Estonian candidate warns of tough budget talks and the possibility of political interference in research if populists win more seats in the European parliament
As a political scientist and Estonia 200 candidate in this week’s elections, Kristina Kallas is concerned that if right wing populists win more seats in the European Parliament, Horizon Europe budget talks could be “paralysed”, as uncertainty looms over the future of EU finances after the UK leaves.
Kallas, who resigned as director of the Narva College at the University of Tartu to enter politics, expects a heated budget debate and says it will be “very difficult” for the new parliament to deliver on the promise of a €120 billion budget for Horizon Europe, a figure that is €20 billion more than proposed by the European Commission. “I am a bit worried in terms of the composition of the next parliament,” said Kallas. “We think certain political forces will be demanding money for something else.”
The first item on the agenda for the new batch of MEPs will be to debate the EU’s 2012 – 2027 overall budget and figure out how to manage when the UK stops paying its current 13 per cent contribution.
Most immediately, the MEPs are faced with deciding by how much the cohesion and agriculture programmes should be cut in favour of Horizon Europe. The shift in funds is proposed by the commission, but member states in central and Eastern Europe do not want to see the cohesion budget shrink, as it is one of their main sources of funding for infrastructure projects. Meanwhile, member states, such as Ireland and France, rely on EU subsidies to keep farming profitable and would oppose cuts to the agriculture budget in favour of the research programmes.
In any case, Kallas says Estonia 200 “would oppose taking money away from Horizon Europe,” since it is one of the areas where her party would like to see more European cooperation. Many members of her party are scientists and academics, and a significant part of their campaign programme is focused on how research and innovation contribute to economic competitiveness. “R&D has been one of the main topics addressed in Estonia 200,” said Kallas.
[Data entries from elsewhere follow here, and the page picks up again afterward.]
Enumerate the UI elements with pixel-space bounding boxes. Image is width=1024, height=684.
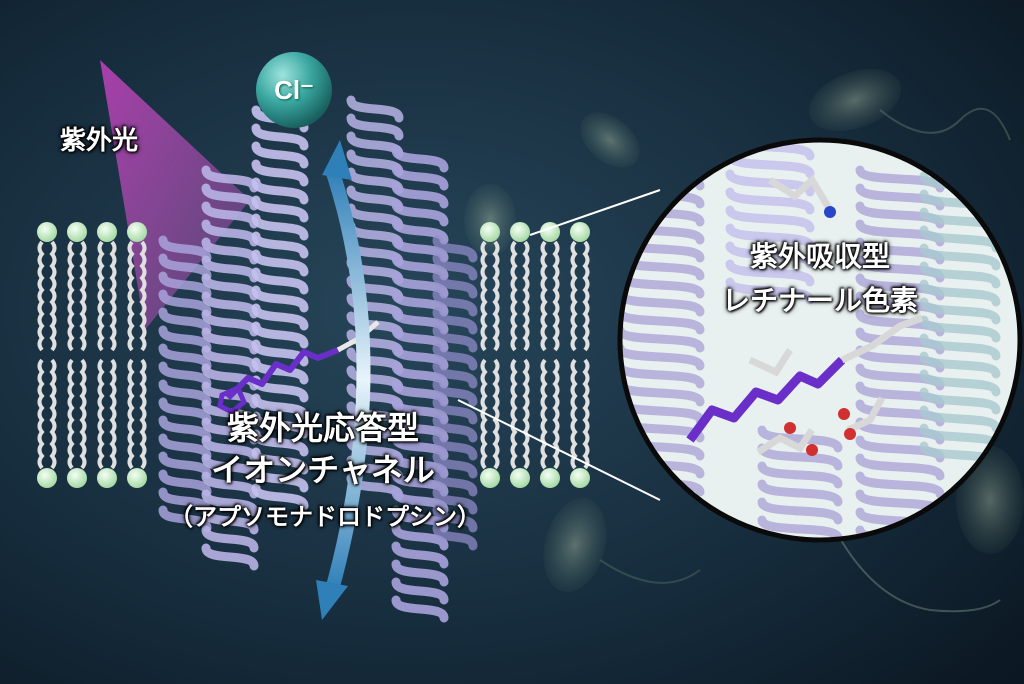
zoom-line-bottom <box>457 399 661 501</box>
channel-title-line1: 紫外光応答型 <box>226 409 419 447</box>
chloride-ion-sphere <box>256 52 332 128</box>
chromophore-label-line1: 紫外吸収型 <box>749 240 890 273</box>
channel-title-line2: イオンチャネル <box>211 451 435 489</box>
uv-light-label: 紫外光 <box>60 126 139 156</box>
chloride-ion-label: Cl⁻ <box>274 75 314 105</box>
background-cells <box>464 68 1024 613</box>
zoom-line-top <box>529 189 661 236</box>
inset-retinal <box>686 356 846 443</box>
protein-helices <box>158 95 478 623</box>
uv-light-beam <box>100 60 250 330</box>
chromophore-label-line2: レチナール色素 <box>721 284 918 317</box>
lipid-membrane-left <box>37 222 147 488</box>
ion-transport-arrow <box>316 140 371 620</box>
channel-title-line3: （アプソモナドロドプシン） <box>169 503 481 531</box>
But very few voters in Estonia are interested in science and technology and most parties in the country don’t address these issues, said Kallas. “You can address three per cent of the population, the rest will be yawning.”
But these topics should be addressed nonetheless, Kallas argues, partly because right wing populists could use their political appeal to shift money away from science, and to influence the direction of research. Populists are prone to question the autonomy of certain disciplines in the social sciences - such as gender and multicultural studies - and research on globalisation, Kallas said. “That’s where they are vocally against,” she said.
Besides a commitment to defend the EU research budget in the face of Brexit and a potential wave of populism, the main goal of Estonia 200 is to convince all member states to adopt e-government technologies. “Estonia has a vital and business interest in that,” said Kallas.
Estonia has invested massively in its ICT industry and has implemented some of the most advanced e-government technologies in the world. Back in 2000, the government decided to introduce electronic IDs, which are now used by nearly all its citizens to vote, pay taxes and open businesses online. The technology also helps doctors and pharmacists to keep track of health records and prescriptions.
Despite being successfully introduced at home, these technologies have not been adopted in other countries as quickly as the Estonians hoped. Kallas wants her party to convince other MEPs to vote for an EU-wide electronic ID system for each and every European citizen, a move which would speed up the consolidation of the digital single market. “Five hundred million electronic IDs would open up business opportunities and boost the digital economy,” she said.
Estonian IT companies have developed an enormous number of services based on the electronic ID, but they have a “limited capacity to sell those [in the EU],” because not all member states want the technology. For lack of opportunities in Europe, Estonian companies have been exporting e-government technologies to countries in central Asia.
In some EU member states, citizens sceptical of these technologies worry about the security of their personal data and the potential for governmental surveillance that electronic IDs generate. “I understand the argument on anonymity,” said Kallas, noting the risk of an electronic ID being hacked can be reduced. In the end, “It is in Estonia’s interest to keep pushing countries to trust [e-government technologies] more.”